The World Bank report mentioned that South Asia had the lowest average remittance costs of any region, at 4.95 per cent due to high volumes, competitive markets and deployment of technology. It projected a sharp 20 per cent decline in global remittances in 2020 due to the economic crisis induced by the COVID-19 pandemic and shutdown.
"The projected fall, which would be the sharpest decline in recent history, is largely due to a fall in the wages and employment of migrant workers, who tend to be more vulnerable to loss of employment and wages during an economic crisis in a host country," said the WB.
Remittances to low and middle-income countries (LMICs) are projected to fall by 19.7 percent to $445 billion, representing a loss of a crucial financing lifeline for many vulnerable households, it said.
Remittance flows are expected to fall across all World Bank Group regions, most notably in Europe and Central Asia (27.5 per cent), followed by Sub-Saharan Africa (23.1 per cent), South Asia (22.1 per cent), the Middle East and North Africa (19.6 per cent), Latin America and the Caribbean (19.3 per cent), and East Asia and the Pacific (13 per cent).
Studies show that remittances alleviate poverty in lower- and middle-income countries, improve nutritional outcomes, are associated with higher spending on education, and reduce child labour in disadvantaged households.

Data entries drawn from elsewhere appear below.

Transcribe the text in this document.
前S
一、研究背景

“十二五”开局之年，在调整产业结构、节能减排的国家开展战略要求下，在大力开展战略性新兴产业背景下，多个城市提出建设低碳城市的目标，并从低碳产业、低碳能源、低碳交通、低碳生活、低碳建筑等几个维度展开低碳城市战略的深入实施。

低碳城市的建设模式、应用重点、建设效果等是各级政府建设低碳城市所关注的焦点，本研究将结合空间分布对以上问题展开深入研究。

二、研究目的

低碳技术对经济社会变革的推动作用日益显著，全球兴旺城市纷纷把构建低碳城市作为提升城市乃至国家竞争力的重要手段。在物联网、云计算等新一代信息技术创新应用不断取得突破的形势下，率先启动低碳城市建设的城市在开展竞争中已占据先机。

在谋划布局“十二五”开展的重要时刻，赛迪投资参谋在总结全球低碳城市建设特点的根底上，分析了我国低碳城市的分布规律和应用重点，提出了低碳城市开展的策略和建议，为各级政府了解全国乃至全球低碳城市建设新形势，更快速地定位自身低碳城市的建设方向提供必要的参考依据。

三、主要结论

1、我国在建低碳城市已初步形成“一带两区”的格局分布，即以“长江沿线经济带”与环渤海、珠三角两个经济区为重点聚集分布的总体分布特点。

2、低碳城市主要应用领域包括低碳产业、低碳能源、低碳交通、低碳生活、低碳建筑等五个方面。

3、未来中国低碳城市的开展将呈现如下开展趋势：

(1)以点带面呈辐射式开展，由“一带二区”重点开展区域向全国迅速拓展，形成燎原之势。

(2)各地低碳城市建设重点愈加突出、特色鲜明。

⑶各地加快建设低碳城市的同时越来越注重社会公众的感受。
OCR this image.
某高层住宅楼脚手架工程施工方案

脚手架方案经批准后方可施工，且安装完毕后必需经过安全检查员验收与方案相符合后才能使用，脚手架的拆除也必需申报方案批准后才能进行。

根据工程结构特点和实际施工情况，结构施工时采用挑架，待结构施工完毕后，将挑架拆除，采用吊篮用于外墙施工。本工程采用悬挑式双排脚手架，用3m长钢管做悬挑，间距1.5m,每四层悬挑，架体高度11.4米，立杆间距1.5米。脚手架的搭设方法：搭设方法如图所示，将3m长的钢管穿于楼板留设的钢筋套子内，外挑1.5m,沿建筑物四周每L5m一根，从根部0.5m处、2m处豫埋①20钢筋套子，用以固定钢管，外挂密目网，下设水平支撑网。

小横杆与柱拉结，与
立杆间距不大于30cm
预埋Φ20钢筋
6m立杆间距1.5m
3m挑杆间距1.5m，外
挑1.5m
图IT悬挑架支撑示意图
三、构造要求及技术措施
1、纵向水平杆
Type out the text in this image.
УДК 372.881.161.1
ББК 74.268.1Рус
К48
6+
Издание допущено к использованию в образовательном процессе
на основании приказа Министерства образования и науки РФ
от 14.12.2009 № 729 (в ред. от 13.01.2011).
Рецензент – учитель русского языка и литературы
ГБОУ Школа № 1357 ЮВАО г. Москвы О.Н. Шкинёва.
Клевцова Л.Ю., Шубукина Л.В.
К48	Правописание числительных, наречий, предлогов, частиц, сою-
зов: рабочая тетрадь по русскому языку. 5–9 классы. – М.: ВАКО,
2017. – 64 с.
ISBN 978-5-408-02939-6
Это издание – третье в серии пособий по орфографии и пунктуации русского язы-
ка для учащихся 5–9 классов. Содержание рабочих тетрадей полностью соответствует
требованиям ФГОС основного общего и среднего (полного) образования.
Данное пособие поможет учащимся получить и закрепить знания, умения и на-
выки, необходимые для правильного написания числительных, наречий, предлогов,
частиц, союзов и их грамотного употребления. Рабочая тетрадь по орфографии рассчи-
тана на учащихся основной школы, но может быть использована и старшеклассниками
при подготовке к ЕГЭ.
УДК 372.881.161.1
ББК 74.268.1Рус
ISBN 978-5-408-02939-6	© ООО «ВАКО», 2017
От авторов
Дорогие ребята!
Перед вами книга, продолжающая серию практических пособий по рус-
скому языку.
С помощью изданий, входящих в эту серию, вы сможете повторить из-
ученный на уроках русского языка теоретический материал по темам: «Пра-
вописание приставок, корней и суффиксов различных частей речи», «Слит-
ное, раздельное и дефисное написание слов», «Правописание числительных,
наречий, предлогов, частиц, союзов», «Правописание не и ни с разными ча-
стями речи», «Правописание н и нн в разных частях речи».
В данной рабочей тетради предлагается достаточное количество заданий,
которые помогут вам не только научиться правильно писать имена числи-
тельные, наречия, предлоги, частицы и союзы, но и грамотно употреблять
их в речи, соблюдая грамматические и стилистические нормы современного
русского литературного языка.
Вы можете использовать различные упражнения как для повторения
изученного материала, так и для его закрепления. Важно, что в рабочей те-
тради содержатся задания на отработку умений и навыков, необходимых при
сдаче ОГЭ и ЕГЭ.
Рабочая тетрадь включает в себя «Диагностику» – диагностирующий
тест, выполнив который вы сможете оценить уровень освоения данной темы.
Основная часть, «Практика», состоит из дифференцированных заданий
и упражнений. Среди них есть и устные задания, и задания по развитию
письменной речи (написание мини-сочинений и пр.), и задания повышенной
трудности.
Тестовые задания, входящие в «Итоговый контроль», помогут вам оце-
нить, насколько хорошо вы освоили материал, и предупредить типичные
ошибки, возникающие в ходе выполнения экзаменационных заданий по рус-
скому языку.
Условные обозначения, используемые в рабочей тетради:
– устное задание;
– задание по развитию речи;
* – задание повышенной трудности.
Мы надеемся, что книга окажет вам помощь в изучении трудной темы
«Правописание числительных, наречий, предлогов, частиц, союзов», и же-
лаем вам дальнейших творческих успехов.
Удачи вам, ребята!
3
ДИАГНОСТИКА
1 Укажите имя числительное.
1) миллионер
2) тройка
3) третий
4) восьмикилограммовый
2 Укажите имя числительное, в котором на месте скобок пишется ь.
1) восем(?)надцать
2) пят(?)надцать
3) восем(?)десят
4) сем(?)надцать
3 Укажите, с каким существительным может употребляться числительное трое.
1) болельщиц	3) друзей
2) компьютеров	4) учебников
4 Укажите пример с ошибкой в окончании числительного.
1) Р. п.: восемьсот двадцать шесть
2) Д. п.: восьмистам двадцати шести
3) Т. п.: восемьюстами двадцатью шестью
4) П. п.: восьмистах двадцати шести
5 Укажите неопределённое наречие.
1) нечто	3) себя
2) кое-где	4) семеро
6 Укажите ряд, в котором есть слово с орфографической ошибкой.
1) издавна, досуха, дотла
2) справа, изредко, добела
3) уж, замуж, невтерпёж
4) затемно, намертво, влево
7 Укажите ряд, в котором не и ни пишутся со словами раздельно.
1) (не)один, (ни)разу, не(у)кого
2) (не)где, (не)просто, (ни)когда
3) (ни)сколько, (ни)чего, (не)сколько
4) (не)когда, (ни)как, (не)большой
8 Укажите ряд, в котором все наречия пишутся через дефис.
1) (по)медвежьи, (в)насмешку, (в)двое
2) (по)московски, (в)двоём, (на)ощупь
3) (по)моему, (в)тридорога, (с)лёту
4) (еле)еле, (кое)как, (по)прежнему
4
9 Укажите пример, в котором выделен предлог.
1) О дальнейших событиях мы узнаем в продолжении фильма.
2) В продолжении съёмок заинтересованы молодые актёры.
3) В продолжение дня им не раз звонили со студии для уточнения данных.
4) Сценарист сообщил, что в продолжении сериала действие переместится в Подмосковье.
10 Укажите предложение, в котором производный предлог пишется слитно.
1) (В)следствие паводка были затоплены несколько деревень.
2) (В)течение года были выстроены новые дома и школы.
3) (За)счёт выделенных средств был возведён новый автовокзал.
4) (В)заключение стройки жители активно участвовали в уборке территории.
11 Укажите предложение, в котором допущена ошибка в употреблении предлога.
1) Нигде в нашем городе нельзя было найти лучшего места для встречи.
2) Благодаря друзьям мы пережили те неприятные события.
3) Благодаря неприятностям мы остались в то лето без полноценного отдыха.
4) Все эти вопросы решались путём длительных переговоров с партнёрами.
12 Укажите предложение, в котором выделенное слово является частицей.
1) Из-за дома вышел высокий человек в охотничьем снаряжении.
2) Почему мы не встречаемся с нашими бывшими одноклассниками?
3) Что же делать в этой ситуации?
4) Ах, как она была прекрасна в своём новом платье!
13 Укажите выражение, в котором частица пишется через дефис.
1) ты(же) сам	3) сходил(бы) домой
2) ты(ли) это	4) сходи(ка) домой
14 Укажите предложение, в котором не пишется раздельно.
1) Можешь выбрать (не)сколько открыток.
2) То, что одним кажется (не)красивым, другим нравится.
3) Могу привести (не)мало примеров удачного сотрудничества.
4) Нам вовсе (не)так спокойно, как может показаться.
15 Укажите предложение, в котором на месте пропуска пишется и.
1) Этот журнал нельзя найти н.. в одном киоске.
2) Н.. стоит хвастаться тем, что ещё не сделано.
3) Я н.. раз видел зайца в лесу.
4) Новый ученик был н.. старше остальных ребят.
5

So, a fall in remittances affects families’ ability to spend on these areas as more of their finances will be directed to solve food shortages and immediate livelihoods needs.
“Remittances are a vital source of income for developing countries. The ongoing economic recession caused by COVID-19 is taking a severe toll on the ability to send money home and makes it all the more vital that we shorten the time to recovery for advanced economies,” said World Bank Group President David Malpass.